Dentro dessa estrutura, existem os funcionários de alto escalão, aqueles que ladeiam o ditador. São conselheiros, ministros, assessores. São pessoas da alta confiança e estiveram, normalmente, desde sempre ao seu lado. Existe, no meio, toda a burocracia oficial. Funcionários públicos que já estavam no governo anterior e conseguiram manter seu cargo graças ao silêncio e omissão no processo de transição. O seu medo lhe garantiu o emprego. Novos funcionários chegam, muitas vezes pela proximidade e contatos com os altos funcionários. Essa burocracia é que torna a ditadura possível. É o burocrata que aperta o botão do choque ou que emite um relatório da espionagem. Ele pode cumprir seu papel por entusiasmo ou simplesmente por alguns trocados no fim do mês. Pode ser um admirador do ditador, cumprindo com zelo sua função, ou apenas alguém que teme o desemprego ou retaliações. Mas sua função continua contribuindo para que a ditadura funcione e perpetue a violência.

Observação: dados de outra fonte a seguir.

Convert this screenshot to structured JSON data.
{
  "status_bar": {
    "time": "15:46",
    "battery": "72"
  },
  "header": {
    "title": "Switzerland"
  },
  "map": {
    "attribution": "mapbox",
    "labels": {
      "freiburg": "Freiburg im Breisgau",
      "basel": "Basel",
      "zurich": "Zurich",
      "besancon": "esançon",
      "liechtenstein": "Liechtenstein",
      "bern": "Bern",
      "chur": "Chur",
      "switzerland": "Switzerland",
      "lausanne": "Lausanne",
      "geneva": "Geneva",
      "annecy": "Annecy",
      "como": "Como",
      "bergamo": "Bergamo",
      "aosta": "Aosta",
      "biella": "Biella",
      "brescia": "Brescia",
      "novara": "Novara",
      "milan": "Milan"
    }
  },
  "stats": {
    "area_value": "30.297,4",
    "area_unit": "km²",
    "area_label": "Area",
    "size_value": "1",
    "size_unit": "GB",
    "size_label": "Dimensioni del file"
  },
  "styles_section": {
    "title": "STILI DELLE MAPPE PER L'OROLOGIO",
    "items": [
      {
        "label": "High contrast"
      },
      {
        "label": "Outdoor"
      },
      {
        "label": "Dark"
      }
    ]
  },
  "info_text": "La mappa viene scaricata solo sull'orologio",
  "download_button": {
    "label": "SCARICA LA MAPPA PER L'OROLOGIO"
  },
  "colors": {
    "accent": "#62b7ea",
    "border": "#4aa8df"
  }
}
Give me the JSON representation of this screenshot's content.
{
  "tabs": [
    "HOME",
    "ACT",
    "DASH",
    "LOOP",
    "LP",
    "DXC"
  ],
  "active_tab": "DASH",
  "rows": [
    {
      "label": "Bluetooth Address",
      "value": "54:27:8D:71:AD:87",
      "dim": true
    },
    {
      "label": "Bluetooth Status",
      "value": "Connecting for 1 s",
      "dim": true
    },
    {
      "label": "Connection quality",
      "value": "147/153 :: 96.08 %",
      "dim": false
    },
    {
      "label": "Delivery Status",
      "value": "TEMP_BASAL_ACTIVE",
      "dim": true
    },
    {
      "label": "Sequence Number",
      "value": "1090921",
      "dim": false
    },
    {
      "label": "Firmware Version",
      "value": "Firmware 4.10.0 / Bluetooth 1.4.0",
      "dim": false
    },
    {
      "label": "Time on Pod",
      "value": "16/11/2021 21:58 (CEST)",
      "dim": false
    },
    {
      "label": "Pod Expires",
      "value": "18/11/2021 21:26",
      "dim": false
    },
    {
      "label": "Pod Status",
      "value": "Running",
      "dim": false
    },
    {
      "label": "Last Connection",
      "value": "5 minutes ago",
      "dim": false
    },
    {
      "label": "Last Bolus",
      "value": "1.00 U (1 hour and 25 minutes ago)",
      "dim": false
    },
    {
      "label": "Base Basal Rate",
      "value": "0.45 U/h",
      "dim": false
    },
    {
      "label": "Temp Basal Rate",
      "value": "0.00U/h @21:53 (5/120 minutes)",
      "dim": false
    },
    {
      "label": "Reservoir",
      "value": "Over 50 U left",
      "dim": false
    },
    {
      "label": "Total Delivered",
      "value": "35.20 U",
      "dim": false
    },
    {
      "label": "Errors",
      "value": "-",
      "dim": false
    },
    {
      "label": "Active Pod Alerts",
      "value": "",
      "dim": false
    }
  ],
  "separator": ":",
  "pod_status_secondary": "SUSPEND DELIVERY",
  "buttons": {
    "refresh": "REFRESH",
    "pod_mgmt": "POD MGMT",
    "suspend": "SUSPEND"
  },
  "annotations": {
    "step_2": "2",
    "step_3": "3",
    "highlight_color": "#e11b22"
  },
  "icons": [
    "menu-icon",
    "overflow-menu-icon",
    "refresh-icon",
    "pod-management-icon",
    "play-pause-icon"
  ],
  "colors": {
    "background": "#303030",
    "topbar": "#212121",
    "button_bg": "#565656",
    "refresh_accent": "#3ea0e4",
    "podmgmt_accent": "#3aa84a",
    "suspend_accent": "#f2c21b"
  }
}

Mas uma ditadura não se faz apenas com funcionários de alto escalão ou com a burocracia, composta de agentes públicos de menor importância. Ela se faz nas ruas, com apoio popular. Mesmo que a ditadura sempre use da violência e da coação de indivíduos, os quais temem e se escondem para salvar a própria vida, ela também se faz com a adesão sincera, com o consentimento e o apoio de parcelas significativas da população. Setores da mídia e de diferentes classes sociais se entusiasmam fortemente com as promessas de um governo que afirma defender os “interesses nacionais”, “o povo”, “a ordem” e “a união”. Podem parecer chavões velhos, saídos da Guerra Fria – e, em parte, são mesmo -, mas eles têm um peso enorme no imaginário popular, o qual foi bombardeado com a construção de “inimigos da nação” e que ameaçam os “verdadeiros valores” em momentos de crise. Esse apoio popular acaba por criar o sujeito paranoico, aquele que se sente ameaçado por diferentes grupos sociais, os quais são tratados como inimigos. Tais inimigos são associados a seres horripilantes, assustadores, sem escrúpulos, que agem nas sombras e escondidos, mas presentes em todas as esferas da sociedade, portanto, ameaçando todos os cidadãos de bem. Esses sujeitos paranoicos aderem de forma sincera à ideologia fascista porque ela promete a união de toda a nação contra o mal, o inimigo. Aquele que era o “ninguém” até pouco tempo, torna-se parte de um movimento maior, defensor de um líder que anuncia a salvação e a segurança, de um movimento que lhe dá sentido à vida. Elias Canetti, em “Massa e Poder”, analisou a formação da “massa” e como pertencer a ela cria uma sensação de segurança, de união com seus semelhantes. O paranoico se baseia em uma propaganda elaborada pelos líderes do movimento e acredita apenas nela, abandonando a criticidade. A veracidade está apenas naquilo que vem do partido, do movimento, do líder. Essa propaganda, falsa em quase toda sua totalidade, ganha ares de verdade. As notícias e o bom jornalismo são sempre vistos como a mentira, elaborada a partir da articulação dos inimigos, como a tentativa de atingir o líder, sempre visto como o único capaz de vencer o mal. Para esse sujeito, a chegada do líder ao poder é o único caminho possível e fará de tudo para que isso aconteça, agindo, se preciso for, como membro de uma verdadeira tropa de assalto.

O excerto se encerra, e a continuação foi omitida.